Kevin McHugh: ‘We want to get Finn Harps respected again’

Kevin McHugh

KEVIN McHugh wears the Finn Harps captaincy as a real badge of honour.

As he enters his thirteenth season as a Harps player, the striker – on 172 goals from 364, a ratio of a goal just over every two games – is well aware of the significance of 2014.

Harps are celebrating their 60th year in existence; it is forty years since Jim Sheridan and company won the FAI Cup in 1974 and ten years since McHugh starred in the team that won the First Division title.


McHugh is unique in that he remembers dizzy nights by the Finn and the Killea man’s voice gets sharper as he talks of being the captain at Finn Park, following in the footsteps of men like Sheridan and Declan Boyle, whose trophy-hoisting images are stitched into Harps’ tapestry.

“I know how big this football club is,” McHugh says.

“I’ve been there and seen what the old place (Finn Park) can be like when it’s packed. Looking back at some of the memories at Finn Park on big nights, it still makes you tingle. I’ve been to Cup finals and seen thousands of people in blue and white. Those very supporters are still out there.

“They are just hoping Harps can start going forward and they will be back. When we’re out in the streets wearing Harps gear, we want to be proud of that. We want supporters to be proud wearing the badge too.”

Harps fell on lean times after being relegated from the Premier Division in 2008 and haven’t managed to keep up a promotion challenge since. In recent times, the very future of the club, close to being bucket-collection broke on occasion, has been in jeopardy.

McHugh keeps a close watch on the happenings behind the scenes down Navenny Street.

As the curtain slides open on another new League of Ireland season, McHugh has grown tired of the barbed comments thrown their way.


“We want a bit of respect back into the club,” he says.

“It cracks me up to see people being negative just for the sake of it about Finn Harps, or to see people dissing the club, kicking Harps when they’re down.

“There are clubs all over the world who go into ruts. Finn Harps has had financial woes in the last while, but a lot of people have been working very hard to get their house in order.

“We have been trying our best on the field, too. Obviously it hasn’t worked out for us.”

With home games against Waterford United, Cobh Ramblers and Galway FC inside the opening four weeks of the season – not to mention a League Cup clash against Ulster Senior League winners Cockhill Celtic on Monday night – Harps will be under local scrutiny early on.

“It’s important to lay a marker early but, as we saw from last season, a good start mightn’t count for much either,” says McHugh.
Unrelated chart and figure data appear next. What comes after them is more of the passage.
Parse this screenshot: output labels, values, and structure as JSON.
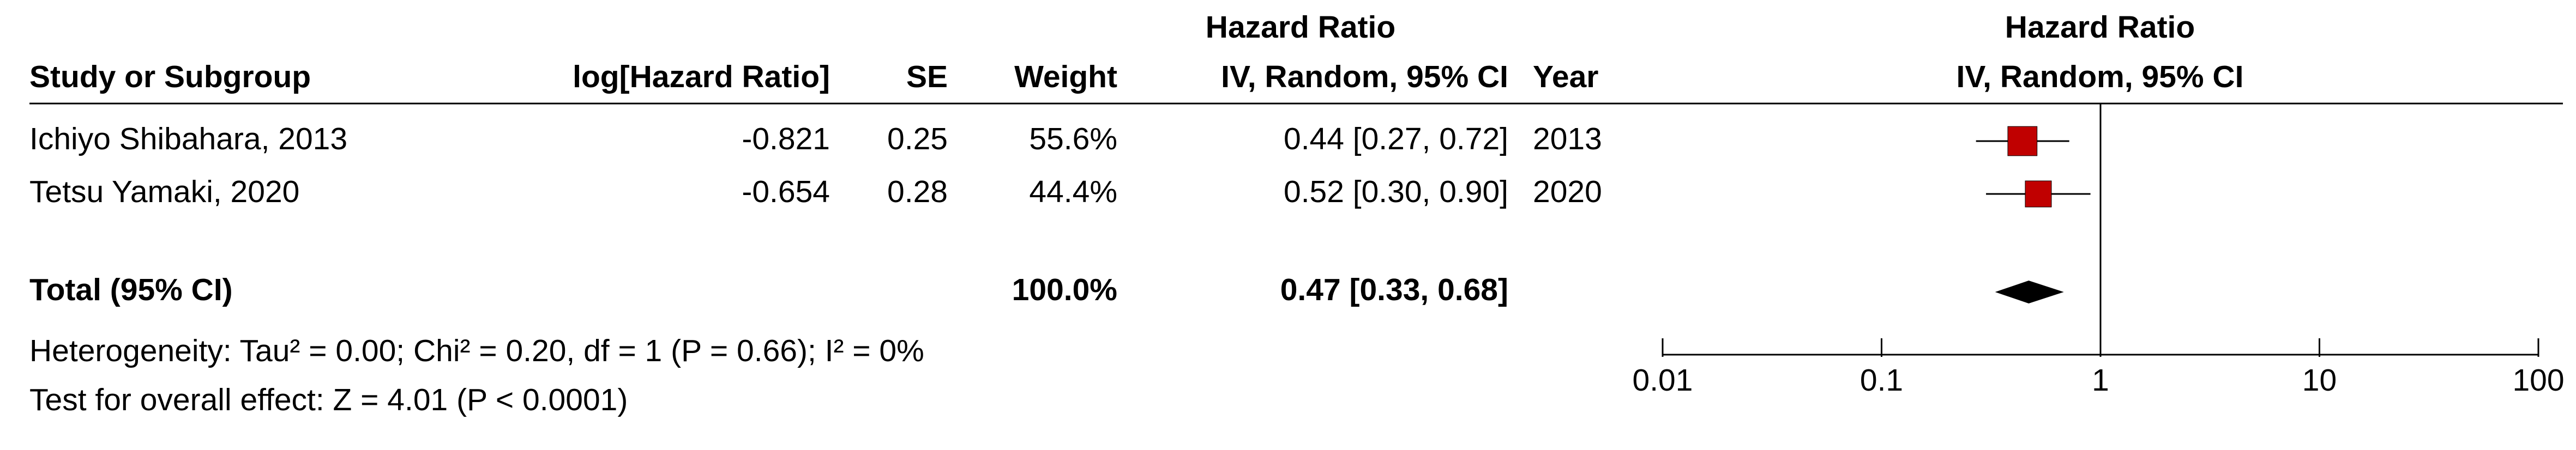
{
  "chart_data": {
    "type": "forest",
    "effect_header": "Hazard Ratio",
    "plot_title": "Hazard Ratio",
    "plot_subtitle": "IV, Random, 95% CI",
    "columns": [
      "Study or Subgroup",
      "log[Hazard Ratio]",
      "SE",
      "Weight",
      "IV, Random, 95% CI",
      "Year"
    ],
    "studies": [
      {
        "name": "Ichiyo Shibahara, 2013",
        "log_hr": -0.821,
        "se": 0.25,
        "weight": 55.6,
        "weight_label": "55.6%",
        "hr": 0.44,
        "ci_low": 0.27,
        "ci_high": 0.72,
        "ci_label": "0.44 [0.27, 0.72]",
        "year": 2013
      },
      {
        "name": "Tetsu Yamaki, 2020",
        "log_hr": -0.654,
        "se": 0.28,
        "weight": 44.4,
        "weight_label": "44.4%",
        "hr": 0.52,
        "ci_low": 0.3,
        "ci_high": 0.9,
        "ci_label": "0.52 [0.30, 0.90]",
        "year": 2020
      }
    ],
    "total": {
      "name": "Total (95% CI)",
      "weight": 100.0,
      "weight_label": "100.0%",
      "hr": 0.47,
      "ci_low": 0.33,
      "ci_high": 0.68,
      "ci_label": "0.47 [0.33, 0.68]"
    },
    "heterogeneity": "Heterogeneity: Tau² = 0.00; Chi² = 0.20, df = 1 (P = 0.66); I² = 0%",
    "overall_effect": "Test for overall effect: Z = 4.01 (P < 0.0001)",
    "xlim": [
      0.01,
      100
    ],
    "xticks": [
      0.01,
      0.1,
      1,
      10,
      100
    ],
    "log_x": true,
    "marker_color": "#c00000",
    "diamond_color": "#000000"
  }
}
“We’re gunning for a good start.

“We want to make Finn Park a hard place to come to for away teams and with a volume of home games early on we need to set the tone in those fixtures.”

McHugh keeps his own personal aims for the season and is a tough task-master on himself.
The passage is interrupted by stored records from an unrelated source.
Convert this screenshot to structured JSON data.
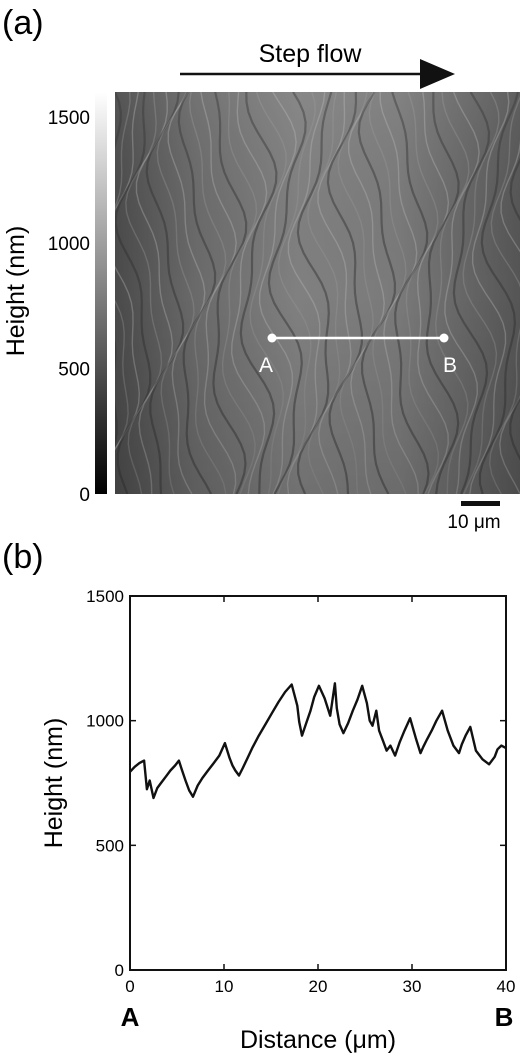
{
  "panel_a": {
    "label": "(a)",
    "arrow_label": "Step flow",
    "colorbar": {
      "title": "Height (nm)",
      "ticks": [
        {
          "value": 1500,
          "label": "1500"
        },
        {
          "value": 1000,
          "label": "1000"
        },
        {
          "value": 500,
          "label": "500"
        },
        {
          "value": 0,
          "label": "0"
        }
      ],
      "range": [
        0,
        1600
      ]
    },
    "line_start_label": "A",
    "line_end_label": "B",
    "scalebar_label": "10 μm"
  },
  "panel_b": {
    "label": "(b)",
    "start_label": "A",
    "end_label": "B"
  },
  "chart_data": {
    "type": "line",
    "xlabel": "Distance (μm)",
    "ylabel": "Height (nm)",
    "xlim": [
      0,
      40
    ],
    "ylim": [
      0,
      1500
    ],
    "xticks": [
      0,
      10,
      20,
      30,
      40
    ],
    "yticks": [
      0,
      500,
      1000,
      1500
    ],
    "x": [
      0,
      0.5,
      1,
      1.5,
      1.8,
      2.1,
      2.5,
      2.9,
      3.3,
      3.8,
      4.3,
      4.8,
      5.2,
      5.5,
      5.9,
      6.3,
      6.7,
      7.2,
      7.7,
      8.3,
      8.9,
      9.5,
      10.1,
      10.6,
      10.9,
      11.2,
      11.6,
      12.0,
      12.5,
      13.0,
      13.7,
      14.4,
      15.1,
      15.8,
      16.5,
      17.2,
      17.8,
      18.0,
      18.3,
      18.7,
      19.2,
      19.6,
      20.1,
      20.7,
      21.3,
      21.8,
      22.0,
      22.3,
      22.7,
      23.2,
      23.7,
      24.2,
      24.7,
      25.2,
      25.5,
      25.8,
      26.2,
      26.5,
      26.9,
      27.3,
      27.7,
      28.2,
      28.7,
      29.2,
      29.8,
      30.4,
      30.9,
      31.2,
      31.6,
      32.1,
      32.6,
      33.2,
      33.8,
      34.4,
      35.0,
      35.3,
      35.7,
      36.2,
      36.8,
      37.5,
      38.2,
      38.8,
      39.1,
      39.5,
      40
    ],
    "y": [
      795,
      815,
      830,
      840,
      725,
      760,
      690,
      730,
      750,
      775,
      800,
      820,
      840,
      805,
      760,
      720,
      695,
      740,
      770,
      800,
      830,
      860,
      910,
      850,
      820,
      800,
      780,
      810,
      850,
      890,
      940,
      985,
      1030,
      1075,
      1115,
      1145,
      1060,
      995,
      940,
      985,
      1040,
      1095,
      1140,
      1090,
      1020,
      1150,
      1050,
      985,
      950,
      990,
      1040,
      1085,
      1140,
      1070,
      1000,
      980,
      1040,
      960,
      920,
      880,
      900,
      860,
      915,
      960,
      1010,
      930,
      870,
      895,
      925,
      960,
      1000,
      1040,
      960,
      900,
      870,
      905,
      940,
      975,
      880,
      845,
      825,
      855,
      885,
      900,
      890
    ]
  }
}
“Scoring goals,” he states. “I always want to get into double figures.”

The good folks at Paddy Power have made him a 12/1 shot to be the First Division.

“Jeez, those odds get longer as the years go on, don’t they?” he laughs.
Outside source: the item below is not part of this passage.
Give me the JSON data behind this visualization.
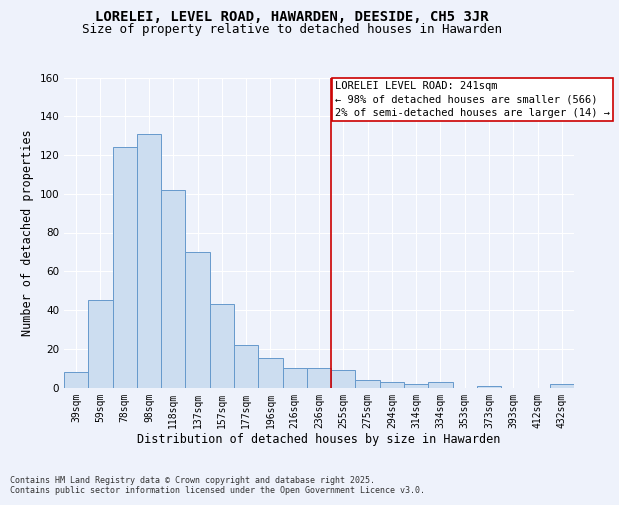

“Personal targets are important in that if I’m scoring goals or the boys at the back are keeping their clean sheets then the team should be doing well. That said, it’s the collective goals that matter.

“I’d rather set up goals and get three points rather than score myself and get a draw. But my job is to score goals – and that’s what I want to do.

“I don’t have the pace I had when I was in my teens or my twenties. I’m not saying that I’m sluggish or anything but I have had to adjust my game.

“Playing out the right for Derry City that time I had to play a different game. Playing different positions helps you to see a bigger picture. I’m trying now to link play up and be a bit more involved like that. But scoring goals is still what keeps me going.”

A former team-mate asked him during the closed season why he was back, but here he is, standing at the head of the queue asking the operator for another run on the League of Ireland’s ferris wheel.
You wonder, wouldn’t be easier to head for the sunset?

“Na, I feel good and I think I’m good enough,” he says.

“When I was 17 I was trying to prove that I was good enough for this level – that kept me going for two or three years; when I was around the mid 20s, it was always about proving that I was the best and could compete the best; when you get over a certain age it’s about proving that you’re good enough to play at the level.”